Bangladesh showed no signs of improvement, even suffering an embarrassing defeat at the hands of Zimbabwe in August on the African nation’s return to Test cricket after six years.
The cricketing world was shamed when a British judge jailed three Pakistani stars, including former captain Salman Butt, and their agent in November for their part in a spot-fixing scandal.
Butt, 27, was handed a 30-month sentence, Mohammad Asif, 28, was jailed for a year and 19-year-old Mohammad Amir was sentenced to six months in a young offenders’ institution after being found guilty of fixing parts of a Test match against England in 2010.
The players’ British agent Mazhar Majeed, 36, who was caught in a sting by the now defunct News of the World newspaper sting, pleaded guilty and was sent to prison for two years and eight months. Pakistan did well to put aside the scandal and revive their fortunes on the field, highlighed by their success over Sri Lanka in all three formats of the game in the neutral venue of the United Arab Emirates.

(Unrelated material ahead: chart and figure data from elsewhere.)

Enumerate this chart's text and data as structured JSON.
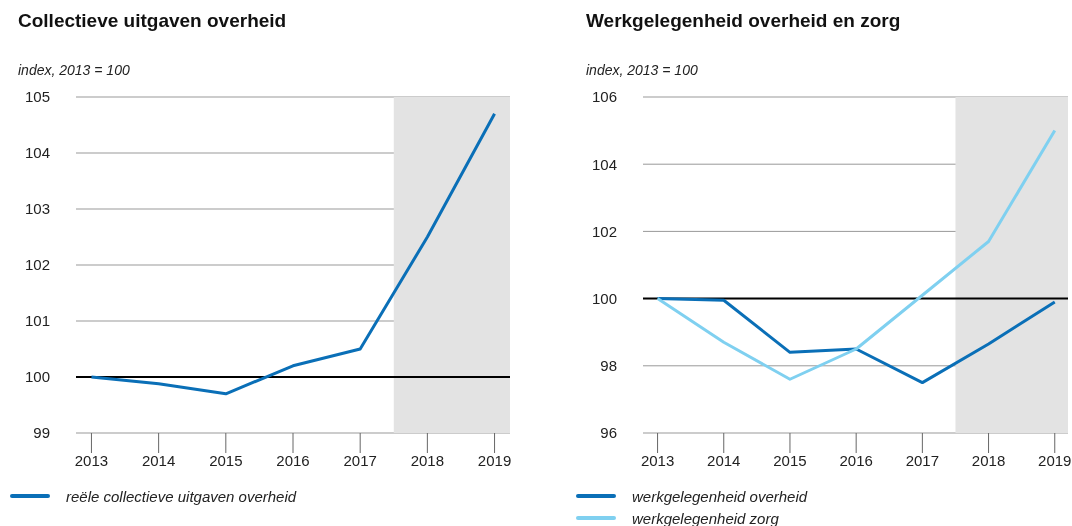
{
  "chart_data": [
    {
      "type": "line",
      "title": "Collectieve uitgaven overheid",
      "ylabel": "index, 2013 = 100",
      "x": [
        2013,
        2014,
        2015,
        2016,
        2017,
        2018,
        2019
      ],
      "series": [
        {
          "name": "reële collectieve uitgaven overheid",
          "color": "#0a6fb7",
          "values": [
            100,
            99.88,
            99.7,
            100.2,
            100.5,
            102.5,
            104.7
          ]
        }
      ],
      "xlim": [
        2012.77,
        2019.23
      ],
      "xticks": [
        2013,
        2014,
        2015,
        2016,
        2017,
        2018,
        2019
      ],
      "ylim": [
        99,
        105
      ],
      "yticks": [
        99,
        100,
        101,
        102,
        103,
        104,
        105
      ],
      "grid": "y",
      "legend": "bottom",
      "marker": "none",
      "line_style": "solid",
      "ref_lines": [
        {
          "axis": "y",
          "value": 100,
          "color": "#000000"
        }
      ],
      "bands": [
        {
          "axis": "x",
          "from": 2017.5,
          "to": 2019.23,
          "color": "#e3e3e3"
        }
      ]
    },
    {
      "type": "line",
      "title": "Werkgelegenheid overheid en zorg",
      "ylabel": "index, 2013 = 100",
      "x": [
        2013,
        2014,
        2015,
        2016,
        2017,
        2018,
        2019
      ],
      "series": [
        {
          "name": "werkgelegenheid overheid",
          "color": "#0a6fb7",
          "values": [
            100,
            99.95,
            98.4,
            98.5,
            97.5,
            98.65,
            99.9
          ]
        },
        {
          "name": "werkgelegenheid zorg",
          "color": "#7fd0f0",
          "values": [
            100,
            98.7,
            97.6,
            98.5,
            100.1,
            101.7,
            105.0
          ]
        }
      ],
      "xlim": [
        2012.78,
        2019.2
      ],
      "xticks": [
        2013,
        2014,
        2015,
        2016,
        2017,
        2018,
        2019
      ],
      "ylim": [
        96,
        106
      ],
      "yticks": [
        96,
        98,
        100,
        102,
        104,
        106
      ],
      "grid": "y",
      "legend": "bottom",
      "marker": "none",
      "line_style": "solid",
      "ref_lines": [
        {
          "axis": "y",
          "value": 100,
          "color": "#000000"
        }
      ],
      "bands": [
        {
          "axis": "x",
          "from": 2017.5,
          "to": 2019.2,
          "color": "#e3e3e3"
        }
      ]
    }
  ]
}
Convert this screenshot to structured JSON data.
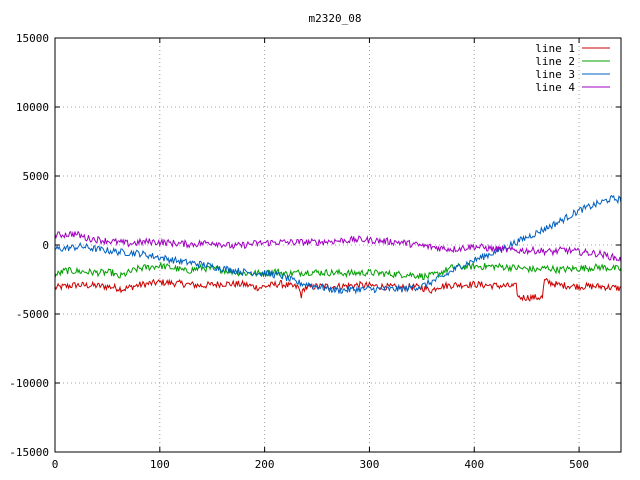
{
  "chart_data": {
    "type": "line",
    "title": "m2320_08",
    "xlabel": "",
    "ylabel": "",
    "xlim": [
      0,
      540
    ],
    "ylim": [
      -15000,
      15000
    ],
    "xticks": [
      0,
      100,
      200,
      300,
      400,
      500
    ],
    "yticks": [
      -15000,
      -10000,
      -5000,
      0,
      5000,
      10000,
      15000
    ],
    "grid": true,
    "legend_position": "top-right",
    "series": [
      {
        "name": "line 1",
        "color": "#cc0000",
        "points": [
          [
            0,
            -3100
          ],
          [
            20,
            -2900
          ],
          [
            40,
            -2950
          ],
          [
            55,
            -3050
          ],
          [
            65,
            -3200
          ],
          [
            80,
            -2900
          ],
          [
            100,
            -2700
          ],
          [
            120,
            -2800
          ],
          [
            140,
            -2950
          ],
          [
            160,
            -2800
          ],
          [
            180,
            -2850
          ],
          [
            195,
            -3100
          ],
          [
            200,
            -3000
          ],
          [
            215,
            -2800
          ],
          [
            225,
            -3000
          ],
          [
            232,
            -3050
          ],
          [
            235,
            -3650
          ],
          [
            238,
            -3100
          ],
          [
            250,
            -3000
          ],
          [
            270,
            -3000
          ],
          [
            290,
            -2900
          ],
          [
            310,
            -3000
          ],
          [
            330,
            -3100
          ],
          [
            340,
            -3000
          ],
          [
            350,
            -3100
          ],
          [
            360,
            -3300
          ],
          [
            365,
            -3000
          ],
          [
            380,
            -2900
          ],
          [
            400,
            -2850
          ],
          [
            420,
            -2950
          ],
          [
            440,
            -3000
          ],
          [
            442,
            -3800
          ],
          [
            455,
            -3800
          ],
          [
            465,
            -3800
          ],
          [
            467,
            -2600
          ],
          [
            480,
            -2900
          ],
          [
            500,
            -3000
          ],
          [
            520,
            -3000
          ],
          [
            540,
            -3150
          ]
        ]
      },
      {
        "name": "line 2",
        "color": "#00a000",
        "points": [
          [
            0,
            -2200
          ],
          [
            10,
            -1850
          ],
          [
            20,
            -1900
          ],
          [
            40,
            -2000
          ],
          [
            55,
            -2000
          ],
          [
            60,
            -2350
          ],
          [
            70,
            -2000
          ],
          [
            80,
            -1700
          ],
          [
            100,
            -1500
          ],
          [
            115,
            -1700
          ],
          [
            125,
            -1900
          ],
          [
            140,
            -1650
          ],
          [
            160,
            -1800
          ],
          [
            180,
            -2050
          ],
          [
            200,
            -2050
          ],
          [
            210,
            -1900
          ],
          [
            220,
            -2100
          ],
          [
            240,
            -1950
          ],
          [
            260,
            -2000
          ],
          [
            280,
            -2050
          ],
          [
            300,
            -2000
          ],
          [
            320,
            -2100
          ],
          [
            340,
            -2150
          ],
          [
            355,
            -2300
          ],
          [
            365,
            -2100
          ],
          [
            380,
            -1600
          ],
          [
            400,
            -1550
          ],
          [
            420,
            -1550
          ],
          [
            440,
            -1650
          ],
          [
            460,
            -1800
          ],
          [
            470,
            -1650
          ],
          [
            480,
            -1800
          ],
          [
            500,
            -1700
          ],
          [
            520,
            -1600
          ],
          [
            540,
            -1750
          ]
        ]
      },
      {
        "name": "line 3",
        "color": "#0060c0",
        "points": [
          [
            0,
            -300
          ],
          [
            15,
            -200
          ],
          [
            25,
            -100
          ],
          [
            40,
            -300
          ],
          [
            60,
            -500
          ],
          [
            80,
            -600
          ],
          [
            100,
            -900
          ],
          [
            120,
            -1200
          ],
          [
            140,
            -1400
          ],
          [
            160,
            -1700
          ],
          [
            180,
            -1950
          ],
          [
            200,
            -2050
          ],
          [
            215,
            -2200
          ],
          [
            230,
            -2700
          ],
          [
            250,
            -3000
          ],
          [
            270,
            -3300
          ],
          [
            290,
            -3200
          ],
          [
            310,
            -3200
          ],
          [
            330,
            -3200
          ],
          [
            350,
            -3000
          ],
          [
            370,
            -2300
          ],
          [
            385,
            -1600
          ],
          [
            400,
            -1100
          ],
          [
            420,
            -500
          ],
          [
            440,
            200
          ],
          [
            460,
            900
          ],
          [
            480,
            1650
          ],
          [
            500,
            2500
          ],
          [
            520,
            3050
          ],
          [
            530,
            3350
          ],
          [
            540,
            3300
          ]
        ]
      },
      {
        "name": "line 4",
        "color": "#a000c0",
        "points": [
          [
            0,
            700
          ],
          [
            15,
            800
          ],
          [
            20,
            800
          ],
          [
            30,
            500
          ],
          [
            50,
            300
          ],
          [
            70,
            100
          ],
          [
            90,
            250
          ],
          [
            110,
            150
          ],
          [
            130,
            50
          ],
          [
            150,
            200
          ],
          [
            170,
            -100
          ],
          [
            190,
            100
          ],
          [
            210,
            200
          ],
          [
            230,
            200
          ],
          [
            250,
            200
          ],
          [
            270,
            300
          ],
          [
            290,
            400
          ],
          [
            310,
            300
          ],
          [
            330,
            200
          ],
          [
            345,
            0
          ],
          [
            365,
            -200
          ],
          [
            380,
            -300
          ],
          [
            400,
            -100
          ],
          [
            420,
            -300
          ],
          [
            440,
            -400
          ],
          [
            460,
            -400
          ],
          [
            475,
            -500
          ],
          [
            485,
            -350
          ],
          [
            500,
            -500
          ],
          [
            520,
            -650
          ],
          [
            540,
            -1050
          ]
        ]
      }
    ]
  }
}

Off-spinner Saeed Ajmal is the leading wicket-taker in Tests this year, while three Pakistani bowlers — Shahid Afridi, Ajmal and Mohammad Hafeez — are among the top six in one-day internationals. Pakistan’s biggest challenge will come at the start of the new year when they host the world’s number one side England in three Test matches in the UAE. India made amends for the humiliation in England by an expected resurgence at home where they blanked England 5-0 in a one-day series and followed that with a 2-0 Test and 4-1 one-day success over struggling West Indies. Dravid, whose three centuries in England was the lone bright spot in India’s dismal series in England, became the first batsman to score more than 1,000 runs this year with five hundreds. Millions in India and abroad continued to wait for Sachin Tendulkar’s 100th international century continued as the master fell for 91 in the Oval Test against England and then for 94 against the West Indies at home in Mumbai. But Tendulkar, now into his 23rd year in international cricket, appeared unfazed by the hype, saying 100 hundreds was “just a number” and wondered what the fuss was about. “When I got my 90th international century, nobody said anything,” he said. “Even before my 99th century, nobody said anything. So why now? I don’t understand.”